Andy Pettitte took the witness stand just before noon in the perjury trial of his longtime friend Roger Clemens, testifying that he admired the flame-throwing right-hander since high school and later formed a close bond with him when they became teammates in the major leagues.
Pettitte, a 39-year-old pitcher who played for the New York Yankees and Houston Astros, is considered a key witness in the prosecution of Clemens on charges he lied to Congress in 2008 when he denied taking performance-enhancing drugs.
Pettitte has told Congressional investigators that Clemens confided in him in 1999 or 2000 that he had taken Human Growth Hormone (HGH). Prosecutors allege that Clemens was injected with steroids or HGH in 1998, 2000 and 2001 by his former strength coach, Brian McNamee, who is also expected to testify in the trial.
Pettitte has admitted that he took HGH to help him recover form an elbow injury in 2002.
In just over 30 minutes of questioning by Assistant U.S. Attorney Steven Durham, Pettitte described his life and career and how he came to know Clemens. Wearing a gray suit, Pettitte spoke in a southern drawl, answered most questions with one-word responses and seemed reluctant to be on the stand.
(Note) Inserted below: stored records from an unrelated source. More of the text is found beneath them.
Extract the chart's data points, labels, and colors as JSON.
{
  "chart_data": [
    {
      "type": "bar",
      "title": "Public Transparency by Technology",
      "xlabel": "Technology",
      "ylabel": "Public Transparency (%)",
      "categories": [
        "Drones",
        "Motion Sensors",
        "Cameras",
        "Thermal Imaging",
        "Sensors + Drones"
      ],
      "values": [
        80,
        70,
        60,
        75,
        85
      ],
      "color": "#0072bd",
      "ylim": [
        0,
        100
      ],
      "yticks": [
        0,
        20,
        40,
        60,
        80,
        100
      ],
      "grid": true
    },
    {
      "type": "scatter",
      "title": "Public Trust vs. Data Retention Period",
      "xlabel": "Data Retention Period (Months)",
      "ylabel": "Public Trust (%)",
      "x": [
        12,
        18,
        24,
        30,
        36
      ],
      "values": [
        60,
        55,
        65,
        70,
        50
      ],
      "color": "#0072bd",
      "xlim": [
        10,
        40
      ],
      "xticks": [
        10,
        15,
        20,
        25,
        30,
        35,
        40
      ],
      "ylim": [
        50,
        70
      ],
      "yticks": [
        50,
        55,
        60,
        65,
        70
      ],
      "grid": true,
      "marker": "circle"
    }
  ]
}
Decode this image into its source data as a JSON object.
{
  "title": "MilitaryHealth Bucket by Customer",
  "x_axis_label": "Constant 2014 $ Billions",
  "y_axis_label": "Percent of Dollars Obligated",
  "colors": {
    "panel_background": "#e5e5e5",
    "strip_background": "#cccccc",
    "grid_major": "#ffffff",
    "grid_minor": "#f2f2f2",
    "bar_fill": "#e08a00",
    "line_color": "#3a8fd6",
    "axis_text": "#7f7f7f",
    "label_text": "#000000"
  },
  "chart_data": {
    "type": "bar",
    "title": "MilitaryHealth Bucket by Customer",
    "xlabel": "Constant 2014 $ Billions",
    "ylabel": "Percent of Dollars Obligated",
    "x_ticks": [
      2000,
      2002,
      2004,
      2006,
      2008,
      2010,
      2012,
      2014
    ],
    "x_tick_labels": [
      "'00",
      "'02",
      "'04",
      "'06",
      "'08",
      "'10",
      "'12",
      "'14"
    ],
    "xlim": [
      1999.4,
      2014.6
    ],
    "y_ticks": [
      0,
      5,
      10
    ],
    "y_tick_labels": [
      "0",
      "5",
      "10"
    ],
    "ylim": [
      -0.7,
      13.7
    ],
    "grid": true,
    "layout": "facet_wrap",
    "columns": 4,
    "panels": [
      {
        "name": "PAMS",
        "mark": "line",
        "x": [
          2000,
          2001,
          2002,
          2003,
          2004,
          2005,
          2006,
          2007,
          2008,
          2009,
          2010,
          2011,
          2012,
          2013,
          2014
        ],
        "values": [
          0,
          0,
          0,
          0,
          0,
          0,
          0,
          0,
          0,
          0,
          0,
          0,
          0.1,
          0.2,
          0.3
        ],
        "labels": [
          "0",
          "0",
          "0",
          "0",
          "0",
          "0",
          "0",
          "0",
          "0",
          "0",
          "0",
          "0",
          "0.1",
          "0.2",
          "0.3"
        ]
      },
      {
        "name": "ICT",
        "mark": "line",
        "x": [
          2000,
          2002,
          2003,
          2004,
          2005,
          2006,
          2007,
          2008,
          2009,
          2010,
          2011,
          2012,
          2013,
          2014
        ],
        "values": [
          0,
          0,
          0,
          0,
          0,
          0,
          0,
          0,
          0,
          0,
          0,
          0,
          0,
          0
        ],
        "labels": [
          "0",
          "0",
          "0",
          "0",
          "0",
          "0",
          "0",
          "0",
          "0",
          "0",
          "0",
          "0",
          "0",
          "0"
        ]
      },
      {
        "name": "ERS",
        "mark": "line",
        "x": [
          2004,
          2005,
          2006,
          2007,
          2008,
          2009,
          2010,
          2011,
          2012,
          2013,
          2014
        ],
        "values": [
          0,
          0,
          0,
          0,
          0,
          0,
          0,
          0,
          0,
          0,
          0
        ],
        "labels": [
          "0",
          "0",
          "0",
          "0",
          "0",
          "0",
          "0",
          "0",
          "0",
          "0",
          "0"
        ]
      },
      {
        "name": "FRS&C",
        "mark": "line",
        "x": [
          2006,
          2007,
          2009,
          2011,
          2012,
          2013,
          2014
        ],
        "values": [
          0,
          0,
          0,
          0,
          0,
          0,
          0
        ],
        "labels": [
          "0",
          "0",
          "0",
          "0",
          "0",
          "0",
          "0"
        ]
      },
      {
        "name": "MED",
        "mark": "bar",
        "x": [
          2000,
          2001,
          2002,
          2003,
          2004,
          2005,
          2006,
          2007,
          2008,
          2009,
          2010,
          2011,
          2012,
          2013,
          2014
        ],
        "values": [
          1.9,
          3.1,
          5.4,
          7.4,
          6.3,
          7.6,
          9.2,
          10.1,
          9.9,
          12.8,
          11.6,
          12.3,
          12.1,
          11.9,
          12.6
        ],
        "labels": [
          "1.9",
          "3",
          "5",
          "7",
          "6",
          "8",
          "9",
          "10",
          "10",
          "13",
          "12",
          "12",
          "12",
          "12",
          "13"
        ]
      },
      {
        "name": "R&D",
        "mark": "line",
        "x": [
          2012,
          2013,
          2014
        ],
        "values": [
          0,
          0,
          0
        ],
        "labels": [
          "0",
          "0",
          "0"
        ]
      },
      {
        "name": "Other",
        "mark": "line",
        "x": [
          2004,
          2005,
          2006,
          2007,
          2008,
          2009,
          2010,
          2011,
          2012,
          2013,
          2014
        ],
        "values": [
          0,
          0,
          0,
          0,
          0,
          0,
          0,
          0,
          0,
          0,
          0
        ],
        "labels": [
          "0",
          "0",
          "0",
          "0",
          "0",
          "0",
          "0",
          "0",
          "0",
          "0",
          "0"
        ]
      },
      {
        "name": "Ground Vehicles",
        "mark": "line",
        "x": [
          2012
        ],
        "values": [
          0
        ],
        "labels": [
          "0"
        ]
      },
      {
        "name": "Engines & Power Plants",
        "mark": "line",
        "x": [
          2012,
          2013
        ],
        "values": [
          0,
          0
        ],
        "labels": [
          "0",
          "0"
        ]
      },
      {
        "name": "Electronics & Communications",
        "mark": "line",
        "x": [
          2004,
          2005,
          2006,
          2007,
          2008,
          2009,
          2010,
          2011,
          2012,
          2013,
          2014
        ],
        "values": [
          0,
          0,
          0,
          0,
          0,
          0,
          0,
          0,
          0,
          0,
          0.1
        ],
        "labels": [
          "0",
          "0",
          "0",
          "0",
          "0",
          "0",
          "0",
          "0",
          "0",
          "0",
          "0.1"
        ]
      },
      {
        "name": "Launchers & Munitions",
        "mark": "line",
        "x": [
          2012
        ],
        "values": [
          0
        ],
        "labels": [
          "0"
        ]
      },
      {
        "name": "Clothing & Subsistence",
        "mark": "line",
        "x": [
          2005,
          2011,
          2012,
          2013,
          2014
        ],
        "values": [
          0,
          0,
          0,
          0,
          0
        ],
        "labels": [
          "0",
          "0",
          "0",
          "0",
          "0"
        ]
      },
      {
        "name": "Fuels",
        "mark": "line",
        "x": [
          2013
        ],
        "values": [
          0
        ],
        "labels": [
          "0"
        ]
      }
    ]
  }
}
He described growing up in Deer Park, Texas, and his ascent into the big leagues and his admiration for pitchers like Clemens, Jim Abbott and Nolan Ryan – all stars in their day.
In 1996, while pitching for the New York Yankees, Pettitte met Clemens for the first time in the outfield of Boston’s Fenway Park, where the two pitchers were set to square off against each other. Clemens, who was then playing for the Boston Red Sox, approached Pettitte and wished him luck.
“It was great,” Pettitte said of meeting his future friend. “It fired me up. It was meeting somebody you looked up to, watched since high school. It was awesome.”
By 1999, they were teammates on the Yankees and later on the Astros, which play in Houston, the area where both Clemens and Pettitte reside. They became close friends and are known to have played golf and worked out together. It was during one of those workout sessions that Clemens allegedly confided to Pettitte that he had taken HGH, prosecutors allege.
Just before his testimony ended for a lunch break, Pettitte answered “yes” to several questions by Durham about how baseball’s long season can take a “toll” on a pitcher’s body and joints.
The questions are likelysetting up a discussion by Pettitte about why he was talking to Clemens about performance-enhancing drugs and why he decided to take the substances.
Pettitte, who retired in 2010, is trying to make a comback with the Yankees. He testified that the Yankees were “seriously interested” in him taking the mound again; the left-hander gave up six runs on 10 hits in just six innings in his most recent outing, an extended spring training game in Florida.
Clemens is being prosecuted by the Justice Department on charges he committed perjury, obstructed Congress and made false statements in testimony to the House Committee on Oversight and Government Reform in 2008. Clemens denied using steroids or HGH to Congressional investigators and druuing a nationally televised hearing.
The investigation followed a 2007 report by former senator George Mitchell that identified Clemens and dozens of other players as having taken banned substances.
Major League Baseball has since 1971 prohibited the use of steroids and human growth hormone — known as HGH — without a prescription. The league explicitly banned steroids in 1991 and HGH in 2005.